For the mRNA decay assay, cells were stimulated with pIC (0.75 μg/ml) or infected with SeV (80 HAU/ml) for 6h. After stimulation, cells were washed with fresh media, and Actinomycin D-containing media (7 μg/ml) was added. Samples were harvested at 0, 15, 30, 60, 120, and 180 min time intervals, total RNA was extracted, and IFNβ mRNA was quantified by RT-qPCR.

Half-lives were determined by fitting the values with a non-linear one-phase decay equation using GraphPad Prism.

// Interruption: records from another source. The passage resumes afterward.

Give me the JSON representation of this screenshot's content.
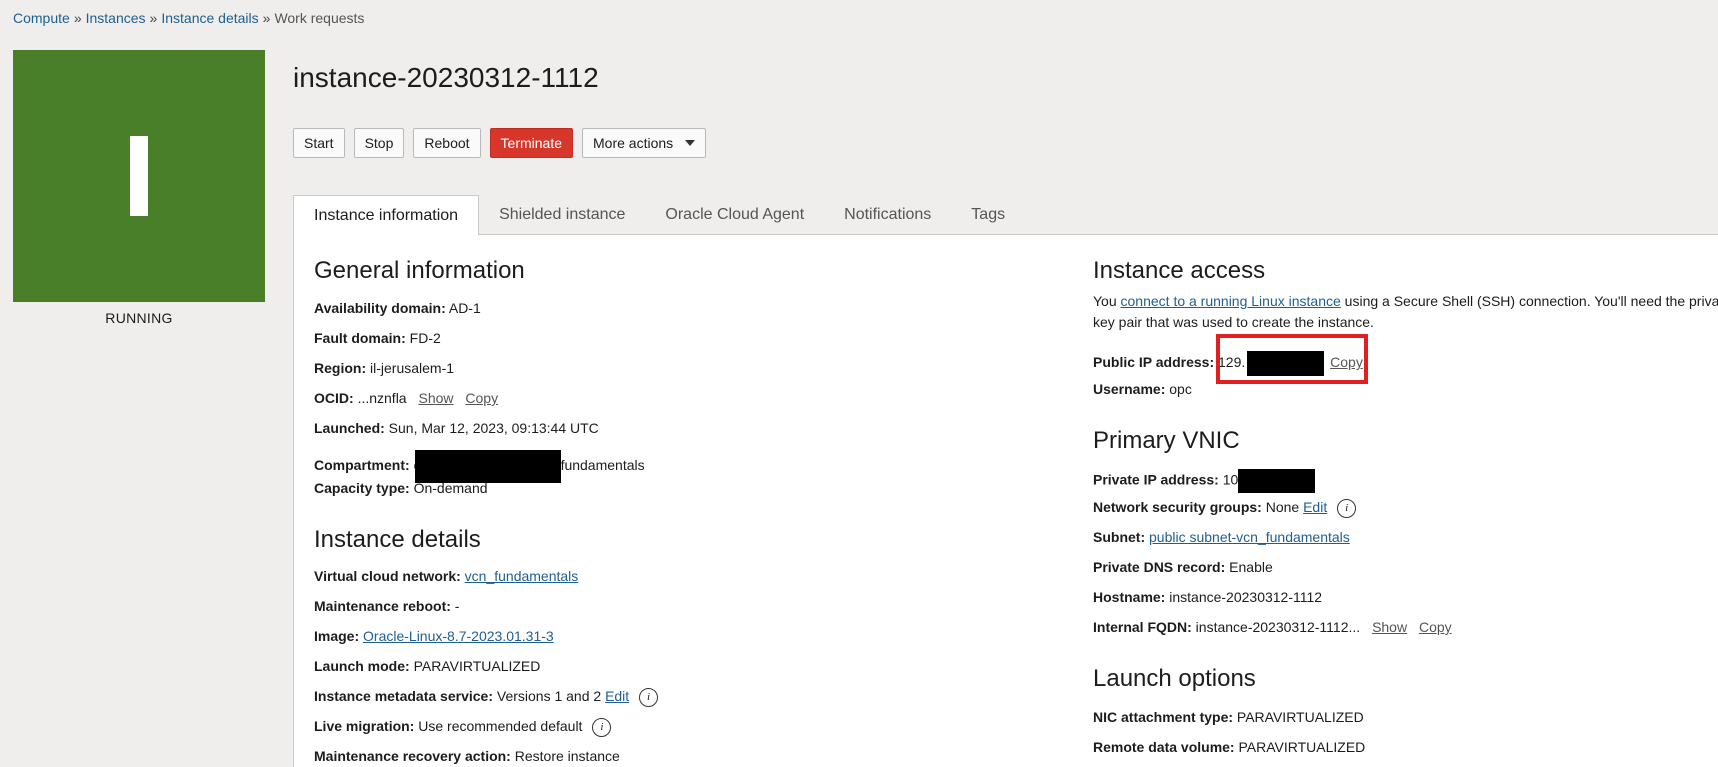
{
  "breadcrumb": {
    "items": [
      "Compute",
      "Instances",
      "Instance details"
    ],
    "current": "Work requests",
    "sep": "»"
  },
  "avatar": {
    "letter": "I",
    "color": "#4a7f2a"
  },
  "state": "RUNNING",
  "title": "instance-20230312-1112",
  "actions": {
    "start": "Start",
    "stop": "Stop",
    "reboot": "Reboot",
    "terminate": "Terminate",
    "more": "More actions"
  },
  "tabs": [
    "Instance information",
    "Shielded instance",
    "Oracle Cloud Agent",
    "Notifications",
    "Tags"
  ],
  "general": {
    "title": "General information",
    "availability_label": "Availability domain:",
    "availability": "AD-1",
    "fault_label": "Fault domain:",
    "fault": "FD-2",
    "region_label": "Region:",
    "region": "il-jerusalem-1",
    "ocid_label": "OCID:",
    "ocid": "...nznfla",
    "show": "Show",
    "copy": "Copy",
    "launched_label": "Launched:",
    "launched": "Sun, Mar 12, 2023, 09:13:44 UTC",
    "compartment_label": "Compartment:",
    "compartment_prefix": "c",
    "compartment_suffix": "fundamentals",
    "capacity_label": "Capacity type:",
    "capacity": "On-demand"
  },
  "details": {
    "title": "Instance details",
    "vcn_label": "Virtual cloud network:",
    "vcn": "vcn_fundamentals",
    "reboot_label": "Maintenance reboot:",
    "reboot": "-",
    "image_label": "Image:",
    "image": "Oracle-Linux-8.7-2023.01.31-3",
    "launch_mode_label": "Launch mode:",
    "launch_mode": "PARAVIRTUALIZED",
    "metadata_label": "Instance metadata service:",
    "metadata": "Versions 1 and 2",
    "edit": "Edit",
    "migration_label": "Live migration:",
    "migration": "Use recommended default",
    "recovery_label": "Maintenance recovery action:",
    "recovery": "Restore instance"
  },
  "access": {
    "title": "Instance access",
    "text_before": "You ",
    "link": "connect to a running Linux instance",
    "text_after": " using a Secure Shell (SSH) connection. You'll need the priva",
    "text_line2": "key pair that was used to create the instance.",
    "ip_label": "Public IP address:",
    "ip_prefix": "129.",
    "copy": "Copy",
    "user_label": "Username:",
    "user": "opc"
  },
  "vnic": {
    "title": "Primary VNIC",
    "private_ip_label": "Private IP address:",
    "private_ip_prefix": "10",
    "nsg_label": "Network security groups:",
    "nsg": "None",
    "edit": "Edit",
    "subnet_label": "Subnet:",
    "subnet": "public subnet-vcn_fundamentals",
    "dns_label": "Private DNS record:",
    "dns": "Enable",
    "hostname_label": "Hostname:",
    "hostname": "instance-20230312-1112",
    "fqdn_label": "Internal FQDN:",
    "fqdn": "instance-20230312-1112...",
    "show": "Show",
    "copy": "Copy"
  },
  "launch": {
    "title": "Launch options",
    "nic_label": "NIC attachment type:",
    "nic": "PARAVIRTUALIZED",
    "remote_label": "Remote data volume:",
    "remote": "PARAVIRTUALIZED"
  },
  "info_icon": "i"
}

Quantification and Statistical Analysis

For in vitro and in vivo experiments, statistical significance was calculated as indicated in Figure Legends and represented as * p < 0.05, ** p < 0.01, *** p < 0.001, and **** p < 0.0001 using GraphPad Prism 8.0.

Supplementary Material

2

Table S1: List of transcripts significantly enriched in WT OAS1 RIP relative to IgG control RIP. Related to Figure 4.

HIGHLIGHTS.

1. Human and mouse OAS1 protect against WNV through a non-canonical mechanism.

2. OAS1 binds multiple cellular mRNAs through its unique endomembrane localization.

3. OAS1 binds to ARE region of IFN mRNA, which prolongs half-life and expression.

4. Increased IFN expression by OAS1 leads to WNV inhibition via IFNAR signaling.